# Proposal for Starbucks Capstone Project

## Domain Background

Starbucks, an American Coffee Company, which offers discount to mobile users who purchase items through the mobile app.

As a retail company that sells products to its consumers, increasing sales would be a major concern for them, and as a businesses look forward to increasing sales and revenue every year, establishing means to help with this using technology would be at the top of their list.

Using a simplified version of the real Starbucks app based on a simulator we seek to be able to determine demographic groups of consumers and also how they best respond to offers.

## Problem Statement

The goal of this project is to determine among demographic groups what **offer** they best respond to.

> An **offer** is an advertisement for a drink or an actual offer such as a Buy One Get One Free or a discount sent to users to spike interest in the product.

This problem has previously been tackled as a 

I chose this problem to tackle because I believe a major concern for a business is to increase revenue while at minimal cost.

For a business such as starbucks, offering discounts to people who do not need it, can count as a wasted opportunity.

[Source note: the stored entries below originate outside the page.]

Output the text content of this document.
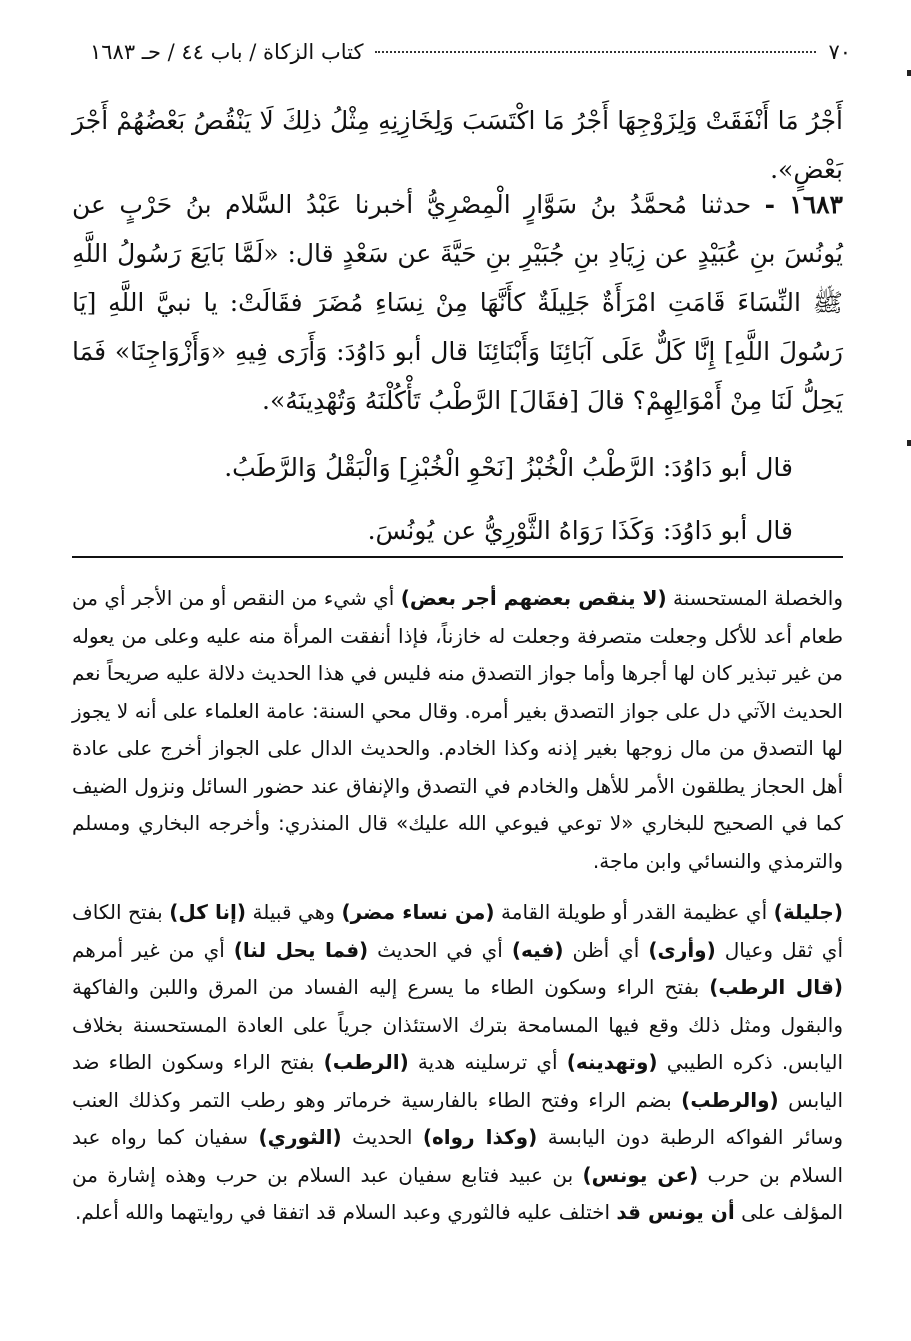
٧٠
كتاب الزكاة / باب ٤٤ / حـ ١٦٨٣

أَجْرُ مَا أَنْفَقَتْ وَلِزَوْجِهَا أَجْرُ مَا اكْتَسَبَ وَلِخَازِنِهِ مِثْلُ ذلِكَ لَا يَنْقُصُ بَعْضُهُمْ أَجْرَ بَعْضٍ».

١٦٨٣ - حدثنا مُحمَّدُ بنُ سَوَّارٍ الْمِصْرِيُّ أخبرنا عَبْدُ السَّلام بنُ حَرْبٍ عن يُونُسَ بنِ عُبَيْدٍ عن زِيَادِ بنِ جُبَيْرِ بنِ حَيَّةَ عن سَعْدٍ قال: «لَمَّا بَايَعَ رَسُولُ اللَّهِ ﷺ النِّسَاءَ قَامَتِ امْرَأَةٌ جَلِيلَةٌ كأَنَّهَا مِنْ نِسَاءِ مُضَرَ فقَالَتْ: يا نبيَّ اللَّهِ [يَا رَسُولَ اللَّهِ] إِنَّا كَلٌّ عَلَى آبَائِنَا وَأَبْنَائِنَا قال أبو دَاوُدَ: وَأَرَى فِيهِ «وَأَزْوَاجِنَا» فَمَا يَحِلُّ لَنَا مِنْ أَمْوَالِهِمْ؟ قالَ [فقَالَ] الرَّطْبُ تَأْكُلْنَهُ وَتُهْدِينَهُ».

قال أبو دَاوُدَ: الرَّطْبُ الْخُبْزُ [نَحْوِ الْخُبْزِ] وَالْبَقْلُ وَالرَّطَبُ.

قال أبو دَاوُدَ: وَكَذَا رَوَاهُ الثَّوْرِيُّ عن يُونُسَ.

والخصلة المستحسنة (لا ينقص بعضهم أجر بعض) أي شيء من النقص أو من الأجر أي من طعام أعد للأكل وجعلت متصرفة وجعلت له خازناً، فإذا أنفقت المرأة منه عليه وعلى من يعوله من غير تبذير كان لها أجرها وأما جواز التصدق منه فليس في هذا الحديث دلالة عليه صريحاً نعم الحديث الآتي دل على جواز التصدق بغير أمره. وقال محي السنة: عامة العلماء على أنه لا يجوز لها التصدق من مال زوجها بغير إذنه وكذا الخادم. والحديث الدال على الجواز أخرج على عادة أهل الحجاز يطلقون الأمر للأهل والخادم في التصدق والإنفاق عند حضور السائل ونزول الضيف كما في الصحيح للبخاري «لا توعي فيوعي الله عليك» قال المنذري: وأخرجه البخاري ومسلم والترمذي والنسائي وابن ماجة.

(جليلة) أي عظيمة القدر أو طويلة القامة (من نساء مضر) وهي قبيلة (إنا كل) بفتح الكاف أي ثقل وعيال (وأرى) أي أظن (فيه) أي في الحديث (فما يحل لنا) أي من غير أمرهم (قال الرطب) بفتح الراء وسكون الطاء ما يسرع إليه الفساد من المرق واللبن والفاكهة والبقول ومثل ذلك وقع فيها المسامحة بترك الاستئذان جرياً على العادة المستحسنة بخلاف اليابس. ذكره الطيبي (وتهدينه) أي ترسلينه هدية (الرطب) بفتح الراء وسكون الطاء ضد اليابس (والرطب) بضم الراء وفتح الطاء بالفارسية خرماتر وهو رطب التمر وكذلك العنب وسائر الفواكه الرطبة دون اليابسة (وكذا رواه) الحديث (الثوري) سفيان كما رواه عبد السلام بن حرب (عن يونس) بن عبيد فتابع سفيان عبد السلام بن حرب وهذه إشارة من المؤلف على أن يونس قد اختلف عليه فالثوري وعبد السلام قد اتفقا في روايتهما والله أعلم.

A potential solution would be using data gotten on demographics and transactions conducted by consumers of starbucks products and building a model to determine what offer to offer to specific consumers.

Framing this problem as classification problem (multi-classification), I believe this is a suitable approach for this problem.

Identifying what **offer** a consumer best responds to among all possible offers.

## Datasets and Input

The dataset being used contains simulated data that mimics customer behavior on the Starbucks rewards mobile app.
### 1. portfolio.json
This contains offer ids and meta data about each offer (duration, type, etc.)


In [1]:
import pandas as pd
portfolio = pd.read_json('portfolio.json', orient='records', lines=True)
portfolio.head(1)

Unnamed: 0,channels,difficulty,duration,id,offer_type,reward
0,"[email, mobile, social]",10,7,ae264e3637204a6fb9bb56bc8210ddfd,bogo,10


### 2. profile.json
This contains the demographic data for each customer.
* age (int) - age of the customer 
* became_member_on (int) - date when customer created an app account
* gender (str) - gender of the customer (note some entries contain 'O' for other rather than M or F)
* id (str) - customer id
* income (float) - customer's income

In [2]:
profile = pd.read_json('profile.json', orient='records', lines=True)
profile.head(1)

Unnamed: 0,age,became_member_on,gender,id,income
0,118,20170212,,68be06ca386d4c31939f3a4f0e3dd783,


### 3. transcript.json
This contains records for transactions, offers received, offers viewed, and offers completed

In [3]:
transcript = pd.read_json('transcript.json', orient='records', lines=True)
transcript.head(1)

Unnamed: 0,event,person,time,value
0,offer received,78afa995795e4d85b5d9ceeca43f5fef,0,{'offer id': '9b98b8c7a33c4b65b9aebfe6a799e6d9'}


In [4]:
# Merge the transcript dataframe with the portfolio dataframe (metadata of offers)
transcript['offer_id'] = transcript['value'].apply(lambda value: value.get('offer id'))
transcript['amount'] = transcript['value'].apply(lambda value: value.get('amount'))
transcript.drop('value', axis=1, inplace=True)
transcript.head(1)

Unnamed: 0,event,person,time,offer_id,amount
0,offer received,78afa995795e4d85b5d9ceeca43f5fef,0,9b98b8c7a33c4b65b9aebfe6a799e6d9,


In [5]:
merged = transcript.merge(portfolio.rename(dict(id='offer_id'), axis=1), on='offer_id', how='left')
print(merged.shape[0], transcript.shape[0])
merged.head(1)

306534 306534


Unnamed: 0,event,person,time,offer_id,amount,channels,difficulty,duration,offer_type,reward
0,offer received,78afa995795e4d85b5d9ceeca43f5fef,0,9b98b8c7a33c4b65b9aebfe6a799e6d9,,"[web, email, mobile]",5.0,7.0,bogo,5.0


The merged dataset (transcript and portfolio) contains 

* event (str) - record description (ie transaction, offer received, offer viewed, etc.)
* person (str) - customer id
* time (int) - time in hours since start of test. The data begins at time t=0
* offer_id (string) - offer id
* amount (string) - amount paid for product N.B when this did not include a promotional offer.
* difficulty (int) - minimum required spend to complete an offer
* duration (int) - time for offer to be open, in days
* channels (list of strings)
* offer_type (string) - type of offer ie BOGO, discount, informational, None. N.B None occurs when there is no offer indicated.
* reward (int) - reward given for completing an offer




Based on the information provided below we can see the dataset is imbalanced as 56% of our distribution already comes out as "None".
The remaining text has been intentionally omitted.